Storage stability test A prepared aqueous resin composition sample (solid content: 25%) was placed in a glass container having a capacity of 250 ml, and at room temperature, the degree of separation of the aqueous phase from the emulsion phase to the upper portion, and the formation of resin aggregates The changes over time were compared.

[0042]

[Table 2]

[0043]

The aqueous resin composition of the present invention has excellent adhesion to polyolefin, good storage stability, and good flexibility of the coating film. Moreover, a water-resistant coating film can be formed as compared with a conventional polyolefin-based aqueous resin composition using a surfactant. Furthermore, since it can be made water-based without using any aromatic organic solvent, it is excellent in terms of safety and health and environmental pollution.
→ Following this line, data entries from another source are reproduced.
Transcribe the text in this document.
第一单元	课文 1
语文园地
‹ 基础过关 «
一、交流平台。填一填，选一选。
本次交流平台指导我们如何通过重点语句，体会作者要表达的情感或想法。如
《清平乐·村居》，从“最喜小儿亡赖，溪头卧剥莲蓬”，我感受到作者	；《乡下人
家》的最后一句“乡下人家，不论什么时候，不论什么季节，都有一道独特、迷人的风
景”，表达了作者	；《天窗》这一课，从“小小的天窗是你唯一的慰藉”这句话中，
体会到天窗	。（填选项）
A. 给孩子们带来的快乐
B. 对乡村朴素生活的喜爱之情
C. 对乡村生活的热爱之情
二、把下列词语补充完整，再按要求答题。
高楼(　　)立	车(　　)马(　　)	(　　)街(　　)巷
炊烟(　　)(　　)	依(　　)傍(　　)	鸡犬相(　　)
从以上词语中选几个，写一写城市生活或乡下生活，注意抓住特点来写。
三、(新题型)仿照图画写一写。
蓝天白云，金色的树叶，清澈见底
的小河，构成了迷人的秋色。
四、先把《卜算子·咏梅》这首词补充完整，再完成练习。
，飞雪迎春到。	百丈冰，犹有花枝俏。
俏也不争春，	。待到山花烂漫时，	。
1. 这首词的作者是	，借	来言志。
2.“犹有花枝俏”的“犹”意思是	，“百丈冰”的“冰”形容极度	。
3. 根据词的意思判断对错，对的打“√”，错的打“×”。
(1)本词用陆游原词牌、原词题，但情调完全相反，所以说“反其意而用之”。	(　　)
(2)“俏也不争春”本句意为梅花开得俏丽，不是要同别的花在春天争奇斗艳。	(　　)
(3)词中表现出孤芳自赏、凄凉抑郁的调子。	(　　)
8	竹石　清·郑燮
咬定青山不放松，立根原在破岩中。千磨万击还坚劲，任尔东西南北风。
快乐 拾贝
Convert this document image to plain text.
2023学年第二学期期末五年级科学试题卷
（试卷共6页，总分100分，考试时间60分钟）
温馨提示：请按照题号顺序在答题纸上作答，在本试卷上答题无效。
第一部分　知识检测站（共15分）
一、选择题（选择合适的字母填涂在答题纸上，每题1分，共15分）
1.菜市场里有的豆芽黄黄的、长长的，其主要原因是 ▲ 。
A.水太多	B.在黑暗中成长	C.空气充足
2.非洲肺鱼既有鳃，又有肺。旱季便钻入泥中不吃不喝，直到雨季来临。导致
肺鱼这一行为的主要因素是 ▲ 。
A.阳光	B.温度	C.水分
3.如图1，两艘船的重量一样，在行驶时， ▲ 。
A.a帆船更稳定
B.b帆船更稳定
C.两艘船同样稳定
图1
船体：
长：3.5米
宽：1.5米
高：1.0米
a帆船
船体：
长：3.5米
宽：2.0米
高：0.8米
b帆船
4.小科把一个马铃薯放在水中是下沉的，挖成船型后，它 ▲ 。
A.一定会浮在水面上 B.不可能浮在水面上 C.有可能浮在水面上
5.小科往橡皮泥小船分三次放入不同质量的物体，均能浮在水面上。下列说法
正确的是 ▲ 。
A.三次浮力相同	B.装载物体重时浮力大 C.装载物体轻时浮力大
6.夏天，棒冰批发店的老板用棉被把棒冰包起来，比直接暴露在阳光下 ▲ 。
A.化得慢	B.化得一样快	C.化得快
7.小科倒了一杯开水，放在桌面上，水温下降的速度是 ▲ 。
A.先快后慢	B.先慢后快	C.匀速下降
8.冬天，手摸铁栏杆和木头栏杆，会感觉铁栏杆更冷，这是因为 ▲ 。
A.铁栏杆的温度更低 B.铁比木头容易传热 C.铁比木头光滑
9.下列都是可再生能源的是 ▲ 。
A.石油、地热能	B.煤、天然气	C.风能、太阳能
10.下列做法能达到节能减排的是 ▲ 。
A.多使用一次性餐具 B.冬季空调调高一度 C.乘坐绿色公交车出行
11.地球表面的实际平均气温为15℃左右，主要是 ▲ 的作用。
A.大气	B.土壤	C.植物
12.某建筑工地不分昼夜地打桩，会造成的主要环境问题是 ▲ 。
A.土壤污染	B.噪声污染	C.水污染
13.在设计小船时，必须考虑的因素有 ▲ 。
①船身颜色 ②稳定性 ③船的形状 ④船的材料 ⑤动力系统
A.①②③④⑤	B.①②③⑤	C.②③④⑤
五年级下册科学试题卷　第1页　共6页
──────────────────────────────────────────────────の Continuation of the front page (51) Int.Cl. ⁶ Identification code Agency reference number FI Technical display location C08L 75/04 NGG C08L 75/04 NGG C09D 123/26 PFA C09D 123/26 PFA 151/06 PGX 151 / 06 PGX 175/04 PHR 175/04 PHR C09J 5/02 JGP C09J 5/02 JGP 123/26 JCL 123/26 JCL 151/06 JDH 151/06 JDH 175/04 JFC 175/04 JFC C09K 3/10 C09K 3/10 D

Claims (8)

(57) [Claims] 1. A polyolefin modified with an unsaturated carboxylic acid and / or acid anhydride (100 parts), a reactive surfactant (40 to 60 parts), a basic substance (4.6 to 5 parts) and a required amount of a reaction initiator. Aqueous resin composition. 2. 100 parts of polyolefin modified with unsaturated carboxylic acid and / or anhydride, 40 to 60 parts of reactive surfactant, 4.6 to 5 parts of basic substance, 10 to 20 parts of reactive monomer And an aqueous resin composition comprising a required amount of a reaction initiator. 3. Polyolefin modified with unsaturated carboxylic acid and / or acid anhydride (100 parts), reactive surfactant (40-60 parts), basic substance (4.6-5 parts), reactive monomer (10-20 parts) , An aqueous resin composition comprising 10 parts of a surfactant and a required amount of a reaction initiator. 4. An aqueous resin composition obtained by blending 50 parts by weight of an aqueous urethane resin with respect to 100 parts by weight of the aqueous resin composition for forming a film according to claim 1. 5. A film-forming agent comprising the aqueous resin composition according to claim 1. 6. A sealing agent comprising the aqueous resin composition according to any one of claims 1 to 4. 7. An adhesive comprising the aqueous resin composition according to any one of claims 1 to 4. 8. A method for forming a film, comprising applying the aqueous resin composition according to claim 1 to heat after coating.